The fishing industry in Sassoon Dock is already encountering an extinction threat due to the Mumbai Port Authority’s leasing out of godowns for other commercial purposes, a subject that has consistently been reported in the media.
US president Donald Trump’s tariff has stressed the industry.
Until early August 2025, frozen seafood from India faced a 10% duty in the US. The Trump administration raised it first to 25% from August 7 and now to a staggering 50%. Exporters and auctioneers warn that this sharp increase could dismantle what has long been a lucrative trade.
According to Vasant Bhuchade, president of the Marine Products Auctioneers Association, if the Indian government doesn’t find a solution to the tariff, exporters will not value fishermen. Adding that traders and exporters will ask for a cheaper rate during auctions, and fishermen, who usually earn good money from prawns, will then not bother going into the water for prawns.

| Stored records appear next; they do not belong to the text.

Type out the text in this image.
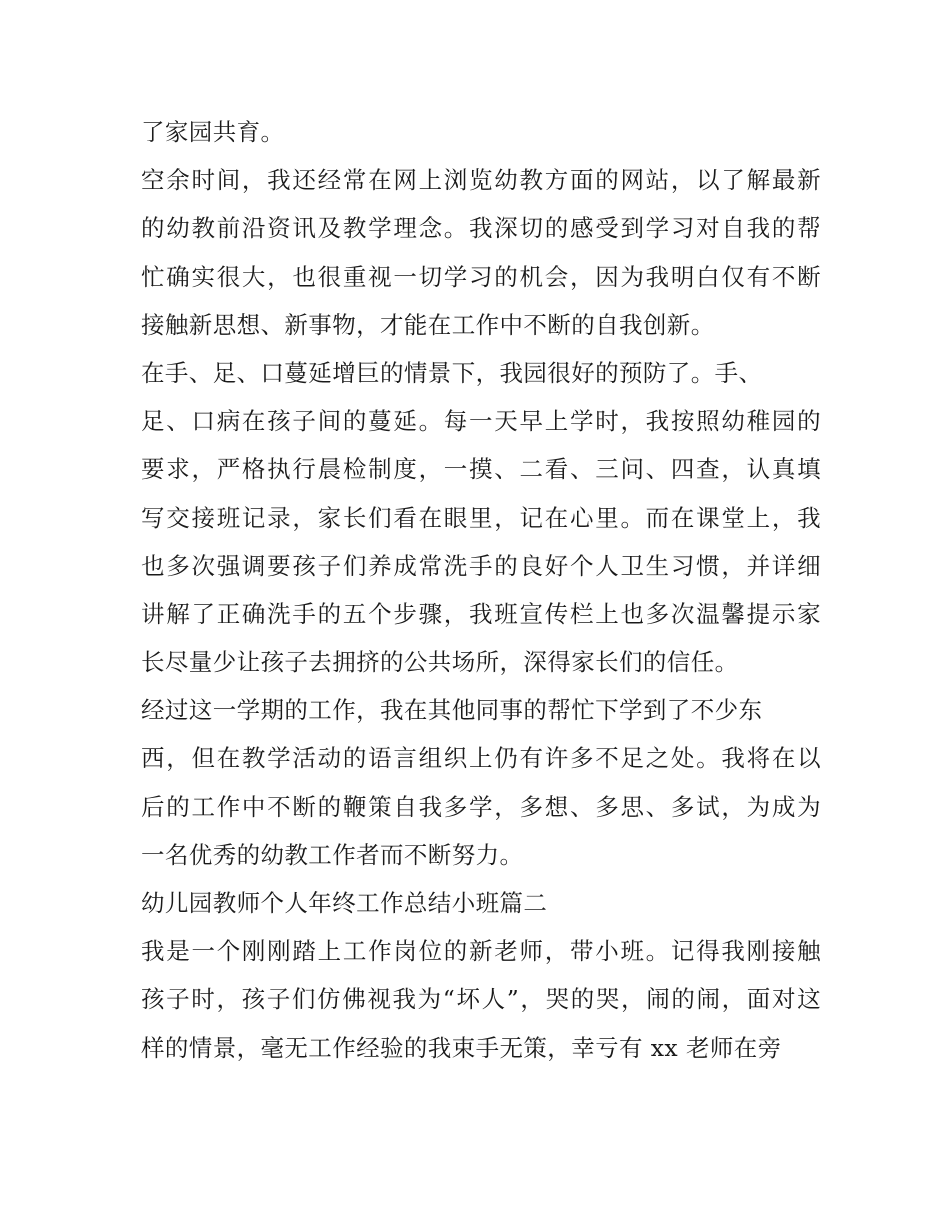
了家园共育。
空余时间，我还经常在网上浏览幼教方面的网站，以了解最新
的幼教前沿资讯及教学理念。我深切的感受到学习对自我的帮
忙确实很大，也很重视一切学习的机会，因为我明白仅有不断
接触新思想、新事物，才能在工作中不断的自我创新。
在手、足、口蔓延增巨的情景下，我园很好的预防了。手、
足、口病在孩子间的蔓延。每一天早上学时，我按照幼稚园的
要求，严格执行晨检制度，一摸、二看、三问、四查，认真填
写交接班记录，家长们看在眼里，记在心里。而在课堂上，我
也多次强调要孩子们养成常洗手的良好个人卫生习惯，并详细
讲解了正确洗手的五个步骤，我班宣传栏上也多次温馨提示家
长尽量少让孩子去拥挤的公共场所，深得家长们的信任。
经过这一学期的工作，我在其他同事的帮忙下学到了不少东
西，但在教学活动的语言组织上仍有许多不足之处。我将在以
后的工作中不断的鞭策自我多学，多想、多思、多试，为成为
一名优秀的幼教工作者而不断努力。
幼儿园教师个人年终工作总结小班篇二
我是一个刚刚踏上工作岗位的新老师，带小班。记得我刚接触
孩子时，孩子们仿佛视我为“坏人”，哭的哭，闹的闹，面对这
样的情景，毫无工作经验的我束手无策，幸亏有 xx 老师在旁
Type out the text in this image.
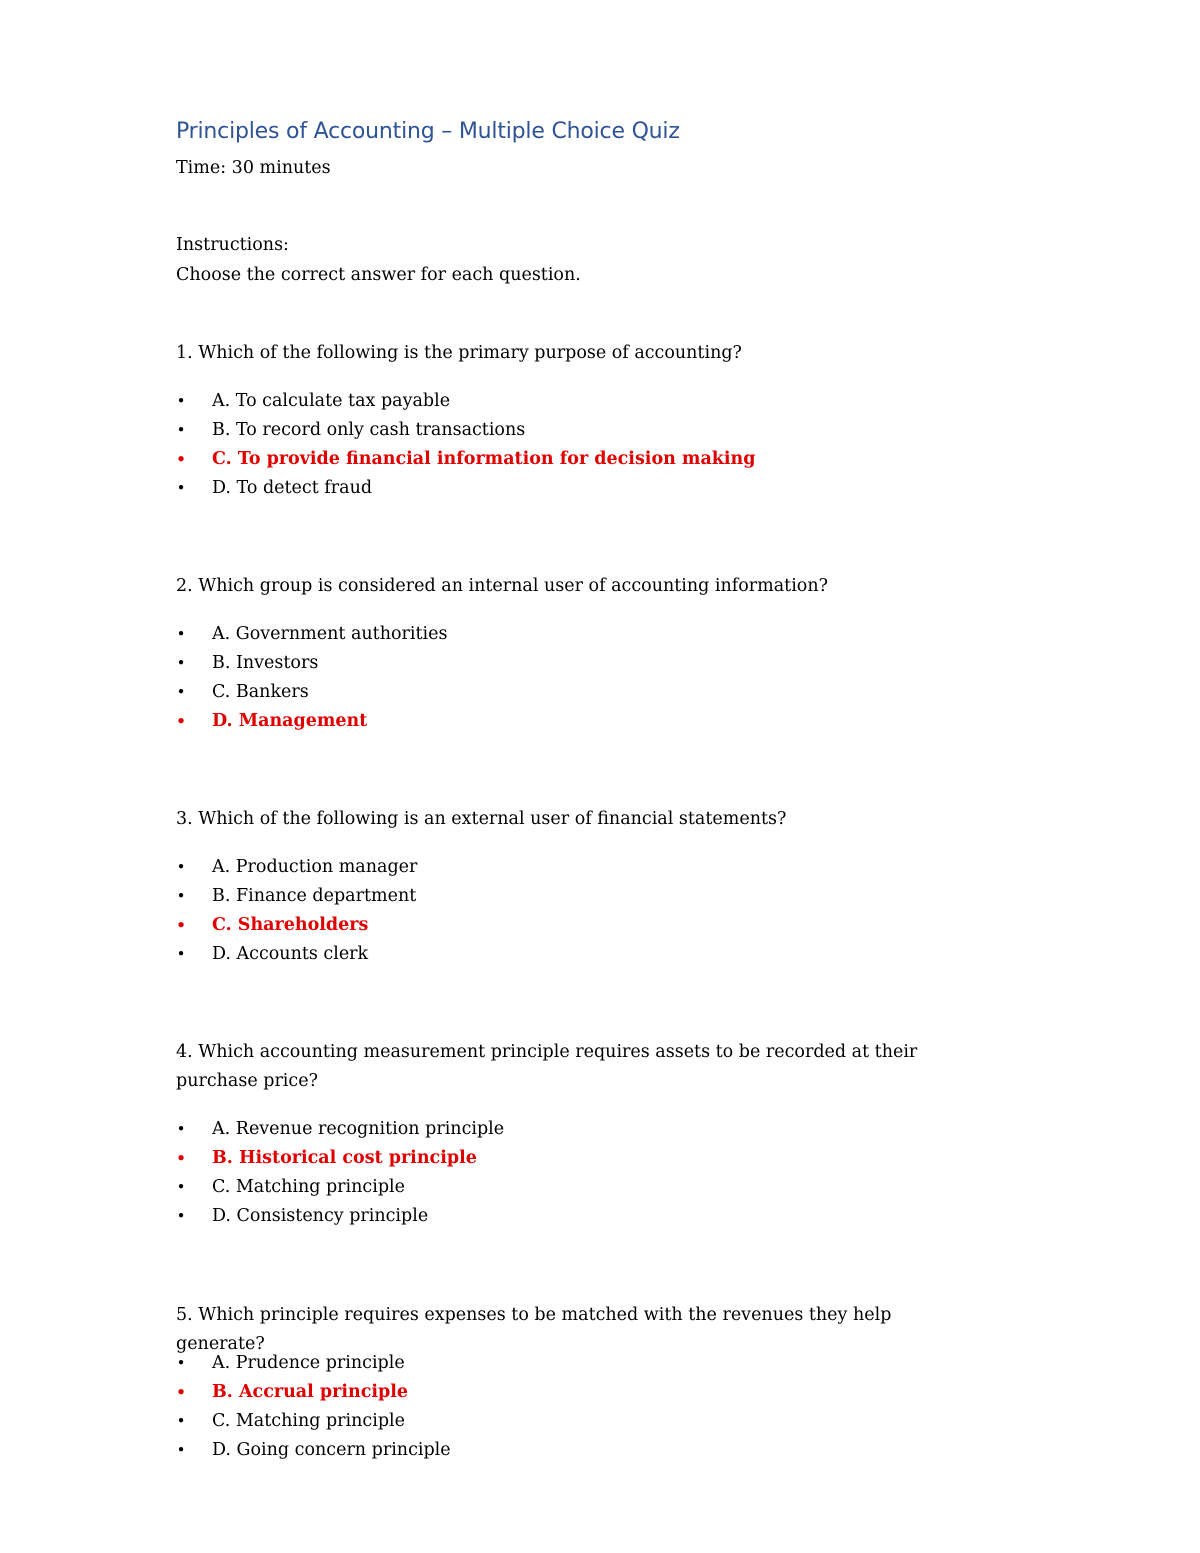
Principles of Accounting – Multiple Choice Quiz
Time: 30 minutes
Instructions:
Choose the correct answer for each question.
1. Which of the following is the primary purpose of accounting?
• A. To calculate tax payable
• B. To record only cash transactions
• C. To provide financial information for decision making
• D. To detect fraud
2. Which group is considered an internal user of accounting information?
• A. Government authorities
• B. Investors
• C. Bankers
• D. Management
3. Which of the following is an external user of financial statements?
• A. Production manager
• B. Finance department
• C. Shareholders
• D. Accounts clerk
4. Which accounting measurement principle requires assets to be recorded at their purchase price?
• A. Revenue recognition principle
• B. Historical cost principle
• C. Matching principle
• D. Consistency principle
5. Which principle requires expenses to be matched with the revenues they help generate?
• A. Prudence principle
• B. Accrual principle
• C. Matching principle
• D. Going concern principle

The ripple effect will even rob the women who shell prawns of their income. Prawns are the mainstay of fishing activity, and this tariff will put the entire industry in danger.
Exporters will be put into dire straits under the tariff hike since the US and China are their primary markets. The consequences are expected to cascade down the supply chain from exporters to fishermen, aquaculture farmers, and even prawn shellers. With exporters likely to pass on the burden of increased tariffs, those on the ground stand to lose the most.
Krishna Pawle, president of the Shiv Bharatiya Port Trust Sena, voiced his concerns attributing that in the last 25 years, prawn prices have remained stable owing to steady aquaculture practices. “Sea prawn rates hover around her ₹300 per kilo, depending on the size.
Now, with the 50% tariff, exporters may force the price down to ₹250 or even ₹225 per kilo. This will directly hit fishermen, just like falling prices have devastated farmers in other sectors.”
Pawle went on to add that a single trawler fishing trip of eight to ten days cost nearly ₹4 lakh, factoring in diesel, ice and labour. If prawn prices fall, the economics just don’t add up
That the fishermen will stop going for prawns, and this will cripple not just fishing but also prawn-shelling units. It will cause massive unemployment.”
By some estimates, Sassoon Dock exports roughly 30 tonnes of prawn daily for nearly 300 days a year, with each kilogram priced around ₹300, a significant contributor to the local economy. In the two-month monsoon fishing ban, the industry already slows down.
There are over 12,000 prawns peelers in Sassoon Dock in Colaba. For workers like Jayashree N, who has been shelling prawns for the last two decades, the ripple effects of the tariff are already deeply worrying. Jayshree adds that she works from 7 am to 7pm and earns ₹600 a day. This being her. only livelihood,” further adding that “If exporters start paying less, fishermen will stop catching prawns, and we won’t have any work. It’s a chain reaction and they are at the bottom of it.